Incorporating these specific foods and supplements, and following this pattern of caloric intake improves insulin resistance and treats the underlying hormonal dysregulation of PCOS. I see this every day in clinical practice.
It’s not easy to break out of a pattern that we are used to (admit it, how many of you are actually skipping breakfast?). However, once we are able to introduce a change, the benefits should be immediate. When insulin and glucose levels are balanced, we feel much more energetic, have significantly fewer food cravings and have a better ability to think clearly and make healthy food choices.
Women following this diet are thrilled to finally be able to achieve weight loss at a healthy rate, but further, they are not feeling hungry, nor are they craving certain foods as before. For many of us, managing the cravings is a big part of the battle. The whole reason to reset glycemic balance is to move away from the idea of a short term “diet” or intervention, but rather to move towards a new and sustainable lifestyle – one in which you can both look and feel your best.
Don’t give up! Incorporating this new paradigm of meal composition and meal timing can significantly shift the underlying hormones in PCOS.
- Morales AJ1, Laughlin GA, Bützow T, Maheshwari H, Baumann G, Yen SS. Insulin, somatotropic, and luteinizing hormone axes in lean and obese women with polycystic ovary syndrome: common and distinct features.
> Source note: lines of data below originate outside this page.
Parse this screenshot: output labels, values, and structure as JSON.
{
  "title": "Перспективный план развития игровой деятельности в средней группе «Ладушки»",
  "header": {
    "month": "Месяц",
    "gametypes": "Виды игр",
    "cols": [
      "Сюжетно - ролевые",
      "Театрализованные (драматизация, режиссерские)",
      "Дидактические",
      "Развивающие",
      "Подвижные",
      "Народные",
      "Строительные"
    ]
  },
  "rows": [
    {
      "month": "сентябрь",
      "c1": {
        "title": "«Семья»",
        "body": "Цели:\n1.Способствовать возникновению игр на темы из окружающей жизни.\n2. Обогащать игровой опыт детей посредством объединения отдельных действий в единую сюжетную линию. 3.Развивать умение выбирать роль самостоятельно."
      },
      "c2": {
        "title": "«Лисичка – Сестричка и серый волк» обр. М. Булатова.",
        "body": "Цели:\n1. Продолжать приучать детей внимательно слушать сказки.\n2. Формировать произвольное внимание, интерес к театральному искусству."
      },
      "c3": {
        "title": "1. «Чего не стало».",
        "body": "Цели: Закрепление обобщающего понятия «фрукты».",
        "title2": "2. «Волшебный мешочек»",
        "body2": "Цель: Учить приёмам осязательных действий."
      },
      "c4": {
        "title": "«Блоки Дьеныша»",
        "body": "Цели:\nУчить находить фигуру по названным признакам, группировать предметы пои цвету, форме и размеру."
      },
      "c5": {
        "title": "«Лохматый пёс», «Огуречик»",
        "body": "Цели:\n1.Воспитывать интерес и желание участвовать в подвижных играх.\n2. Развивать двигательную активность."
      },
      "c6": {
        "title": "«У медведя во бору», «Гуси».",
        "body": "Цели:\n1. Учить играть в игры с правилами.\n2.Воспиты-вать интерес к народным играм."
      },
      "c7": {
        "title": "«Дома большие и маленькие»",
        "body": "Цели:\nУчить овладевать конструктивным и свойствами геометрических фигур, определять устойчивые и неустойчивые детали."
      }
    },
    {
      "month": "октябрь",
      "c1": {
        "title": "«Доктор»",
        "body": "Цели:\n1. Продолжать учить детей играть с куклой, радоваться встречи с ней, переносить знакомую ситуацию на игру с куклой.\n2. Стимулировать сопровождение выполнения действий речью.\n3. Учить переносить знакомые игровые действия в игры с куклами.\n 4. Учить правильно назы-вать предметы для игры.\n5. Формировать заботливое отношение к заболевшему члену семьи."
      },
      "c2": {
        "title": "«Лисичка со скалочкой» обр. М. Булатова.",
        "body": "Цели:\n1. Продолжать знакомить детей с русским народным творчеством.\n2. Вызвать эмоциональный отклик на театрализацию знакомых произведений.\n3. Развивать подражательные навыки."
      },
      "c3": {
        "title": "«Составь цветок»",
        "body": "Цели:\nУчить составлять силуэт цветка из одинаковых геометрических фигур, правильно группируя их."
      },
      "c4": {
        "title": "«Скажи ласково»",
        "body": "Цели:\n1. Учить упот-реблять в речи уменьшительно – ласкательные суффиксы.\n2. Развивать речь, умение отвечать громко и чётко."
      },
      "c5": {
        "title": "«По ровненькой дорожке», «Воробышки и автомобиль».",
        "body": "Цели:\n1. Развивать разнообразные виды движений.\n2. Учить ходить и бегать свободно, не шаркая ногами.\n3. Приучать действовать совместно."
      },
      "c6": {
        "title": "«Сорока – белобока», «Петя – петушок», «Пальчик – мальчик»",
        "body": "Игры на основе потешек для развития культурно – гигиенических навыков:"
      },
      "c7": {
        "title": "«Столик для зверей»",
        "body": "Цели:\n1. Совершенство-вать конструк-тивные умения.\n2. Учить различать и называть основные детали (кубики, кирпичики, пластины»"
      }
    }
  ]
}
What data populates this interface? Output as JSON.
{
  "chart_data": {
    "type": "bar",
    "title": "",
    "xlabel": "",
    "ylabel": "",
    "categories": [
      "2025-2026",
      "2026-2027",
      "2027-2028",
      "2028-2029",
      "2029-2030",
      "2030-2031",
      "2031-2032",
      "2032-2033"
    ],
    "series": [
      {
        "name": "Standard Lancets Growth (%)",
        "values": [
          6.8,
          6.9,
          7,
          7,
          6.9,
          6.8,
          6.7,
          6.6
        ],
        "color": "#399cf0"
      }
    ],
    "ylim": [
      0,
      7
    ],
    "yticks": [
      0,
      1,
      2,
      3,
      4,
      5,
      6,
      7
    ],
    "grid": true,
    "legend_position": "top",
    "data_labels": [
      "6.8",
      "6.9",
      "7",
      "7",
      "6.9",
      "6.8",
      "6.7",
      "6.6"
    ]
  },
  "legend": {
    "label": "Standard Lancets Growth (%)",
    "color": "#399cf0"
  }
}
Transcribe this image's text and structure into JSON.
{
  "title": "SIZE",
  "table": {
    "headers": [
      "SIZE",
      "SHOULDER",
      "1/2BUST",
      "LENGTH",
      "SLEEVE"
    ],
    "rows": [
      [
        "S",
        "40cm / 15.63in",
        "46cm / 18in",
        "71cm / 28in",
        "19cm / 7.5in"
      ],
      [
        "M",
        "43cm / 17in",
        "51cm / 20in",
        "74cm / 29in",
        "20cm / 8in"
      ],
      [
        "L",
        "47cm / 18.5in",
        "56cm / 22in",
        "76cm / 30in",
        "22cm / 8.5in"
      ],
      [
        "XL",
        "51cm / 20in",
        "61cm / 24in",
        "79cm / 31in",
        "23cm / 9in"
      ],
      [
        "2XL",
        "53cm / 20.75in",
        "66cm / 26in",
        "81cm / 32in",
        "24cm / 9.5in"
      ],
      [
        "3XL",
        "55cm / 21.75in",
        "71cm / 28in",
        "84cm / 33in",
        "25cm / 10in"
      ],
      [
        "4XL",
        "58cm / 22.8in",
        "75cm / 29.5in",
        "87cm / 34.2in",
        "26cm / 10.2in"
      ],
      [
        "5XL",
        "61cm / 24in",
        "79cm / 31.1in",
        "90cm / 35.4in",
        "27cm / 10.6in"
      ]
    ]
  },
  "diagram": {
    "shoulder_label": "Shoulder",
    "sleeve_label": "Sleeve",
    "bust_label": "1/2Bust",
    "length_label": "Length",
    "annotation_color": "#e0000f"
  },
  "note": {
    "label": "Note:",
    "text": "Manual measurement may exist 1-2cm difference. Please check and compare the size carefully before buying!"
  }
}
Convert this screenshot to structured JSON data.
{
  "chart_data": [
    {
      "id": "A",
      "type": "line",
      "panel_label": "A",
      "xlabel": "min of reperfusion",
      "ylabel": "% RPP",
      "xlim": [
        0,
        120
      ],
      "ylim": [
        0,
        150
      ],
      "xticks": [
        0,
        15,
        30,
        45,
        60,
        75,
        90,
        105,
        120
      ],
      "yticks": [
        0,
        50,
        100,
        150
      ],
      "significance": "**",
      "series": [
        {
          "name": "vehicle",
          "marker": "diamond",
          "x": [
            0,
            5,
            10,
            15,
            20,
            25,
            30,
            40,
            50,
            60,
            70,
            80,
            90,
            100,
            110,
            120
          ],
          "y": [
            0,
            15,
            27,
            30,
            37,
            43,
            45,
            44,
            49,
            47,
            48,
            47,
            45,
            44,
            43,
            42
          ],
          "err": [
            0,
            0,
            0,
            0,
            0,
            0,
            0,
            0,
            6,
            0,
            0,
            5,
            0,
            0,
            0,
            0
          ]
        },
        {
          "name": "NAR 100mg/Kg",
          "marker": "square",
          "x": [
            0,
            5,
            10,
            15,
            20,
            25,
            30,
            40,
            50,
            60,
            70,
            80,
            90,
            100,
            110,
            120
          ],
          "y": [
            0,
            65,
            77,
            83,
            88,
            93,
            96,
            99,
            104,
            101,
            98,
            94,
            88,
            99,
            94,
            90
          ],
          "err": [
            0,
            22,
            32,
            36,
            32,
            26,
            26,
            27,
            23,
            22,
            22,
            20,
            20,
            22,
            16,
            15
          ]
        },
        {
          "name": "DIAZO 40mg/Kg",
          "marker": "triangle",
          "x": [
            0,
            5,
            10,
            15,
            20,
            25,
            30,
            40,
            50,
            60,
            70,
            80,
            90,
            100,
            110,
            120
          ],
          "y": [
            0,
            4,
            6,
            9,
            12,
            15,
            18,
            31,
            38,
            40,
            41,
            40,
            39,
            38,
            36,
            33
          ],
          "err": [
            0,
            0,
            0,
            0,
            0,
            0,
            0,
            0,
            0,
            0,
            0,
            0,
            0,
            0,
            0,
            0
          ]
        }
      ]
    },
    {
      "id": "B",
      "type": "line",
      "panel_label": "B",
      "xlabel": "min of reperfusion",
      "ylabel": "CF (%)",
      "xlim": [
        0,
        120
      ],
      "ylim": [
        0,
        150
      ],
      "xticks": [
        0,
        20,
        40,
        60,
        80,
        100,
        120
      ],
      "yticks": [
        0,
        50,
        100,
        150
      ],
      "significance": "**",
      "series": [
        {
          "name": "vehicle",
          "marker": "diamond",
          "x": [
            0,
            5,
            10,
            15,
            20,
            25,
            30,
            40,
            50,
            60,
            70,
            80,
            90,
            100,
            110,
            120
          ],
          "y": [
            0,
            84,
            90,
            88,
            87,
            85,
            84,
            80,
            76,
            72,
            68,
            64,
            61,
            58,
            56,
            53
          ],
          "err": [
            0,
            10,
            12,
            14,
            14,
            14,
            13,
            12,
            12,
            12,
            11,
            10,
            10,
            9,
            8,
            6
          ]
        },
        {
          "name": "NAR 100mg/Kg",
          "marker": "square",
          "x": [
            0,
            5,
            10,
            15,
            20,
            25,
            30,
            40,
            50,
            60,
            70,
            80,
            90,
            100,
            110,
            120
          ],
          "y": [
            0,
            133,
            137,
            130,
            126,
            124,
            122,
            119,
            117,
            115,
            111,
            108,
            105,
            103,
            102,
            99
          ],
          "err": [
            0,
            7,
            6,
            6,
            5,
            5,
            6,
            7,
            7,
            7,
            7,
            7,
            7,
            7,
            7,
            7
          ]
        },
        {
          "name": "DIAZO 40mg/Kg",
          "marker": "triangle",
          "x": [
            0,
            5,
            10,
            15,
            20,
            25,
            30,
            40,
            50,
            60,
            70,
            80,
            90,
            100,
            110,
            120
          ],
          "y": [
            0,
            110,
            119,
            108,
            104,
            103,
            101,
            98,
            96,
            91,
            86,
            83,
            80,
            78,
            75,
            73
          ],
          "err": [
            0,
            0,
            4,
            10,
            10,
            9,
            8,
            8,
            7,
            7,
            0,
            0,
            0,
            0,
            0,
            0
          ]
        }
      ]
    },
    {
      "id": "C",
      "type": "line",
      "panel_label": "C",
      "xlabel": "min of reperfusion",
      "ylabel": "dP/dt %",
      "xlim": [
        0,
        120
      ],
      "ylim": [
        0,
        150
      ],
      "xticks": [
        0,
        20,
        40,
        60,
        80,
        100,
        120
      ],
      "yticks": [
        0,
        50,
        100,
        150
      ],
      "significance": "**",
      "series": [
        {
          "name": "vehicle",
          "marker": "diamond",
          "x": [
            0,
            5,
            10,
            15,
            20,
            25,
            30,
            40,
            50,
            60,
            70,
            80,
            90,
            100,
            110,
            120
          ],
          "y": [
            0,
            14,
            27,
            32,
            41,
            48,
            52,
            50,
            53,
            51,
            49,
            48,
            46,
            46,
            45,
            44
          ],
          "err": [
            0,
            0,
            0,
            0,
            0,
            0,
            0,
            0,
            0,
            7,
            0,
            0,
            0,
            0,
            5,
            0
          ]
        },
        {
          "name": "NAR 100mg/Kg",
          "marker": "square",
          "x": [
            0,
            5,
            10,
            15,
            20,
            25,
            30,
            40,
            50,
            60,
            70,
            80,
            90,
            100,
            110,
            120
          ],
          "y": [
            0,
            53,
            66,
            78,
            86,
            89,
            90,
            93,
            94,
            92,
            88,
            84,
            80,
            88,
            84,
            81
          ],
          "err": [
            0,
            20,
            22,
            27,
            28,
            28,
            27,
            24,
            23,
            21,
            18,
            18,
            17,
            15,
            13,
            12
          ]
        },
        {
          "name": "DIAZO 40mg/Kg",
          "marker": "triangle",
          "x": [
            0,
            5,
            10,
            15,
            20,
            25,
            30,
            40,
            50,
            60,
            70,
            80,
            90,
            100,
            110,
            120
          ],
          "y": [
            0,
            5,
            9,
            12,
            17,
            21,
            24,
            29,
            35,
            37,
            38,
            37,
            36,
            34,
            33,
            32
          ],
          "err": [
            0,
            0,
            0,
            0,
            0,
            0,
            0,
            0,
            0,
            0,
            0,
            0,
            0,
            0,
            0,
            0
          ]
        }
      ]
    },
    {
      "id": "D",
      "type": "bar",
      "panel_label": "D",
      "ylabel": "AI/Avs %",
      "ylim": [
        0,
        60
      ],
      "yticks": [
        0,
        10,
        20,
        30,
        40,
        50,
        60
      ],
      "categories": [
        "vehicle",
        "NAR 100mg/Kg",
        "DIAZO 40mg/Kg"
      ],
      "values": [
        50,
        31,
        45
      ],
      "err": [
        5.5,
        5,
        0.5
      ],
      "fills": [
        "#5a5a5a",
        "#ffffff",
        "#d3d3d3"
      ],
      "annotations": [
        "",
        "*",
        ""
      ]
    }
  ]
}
J Clin Endocrinol Metab. 1996;81(8):2854-64.
- Jakubowicz D, Barnea M, Wainstein J, Froy O. Effects of caloric intake timing on insulin resistance and hyperandrogenism in lean women with polycystic ovary syndrome. Clin Sci. 2013;125(9):423-32.
- Rondanelli M, Perna S, Faliva M, Monteferrario F, Repaci E, Allieri F. Focus on metabolic and nutritional correlates of polycystic ovary syndrome and update on nutritional management of these critical phenomena. Arch Gynecol Obstet. 2014;290(6):1079-92.
- Kalgaonkar S, Almario RU, Guirusinghe D, Garamendi EM, Buchan W, Kim K, Karakas SE. Differential effects of walnuts vs almonds on improving metabolic and endocrine parameters in PCOS. Eur J Clin Nutr. 2011; 65 (3):386-93.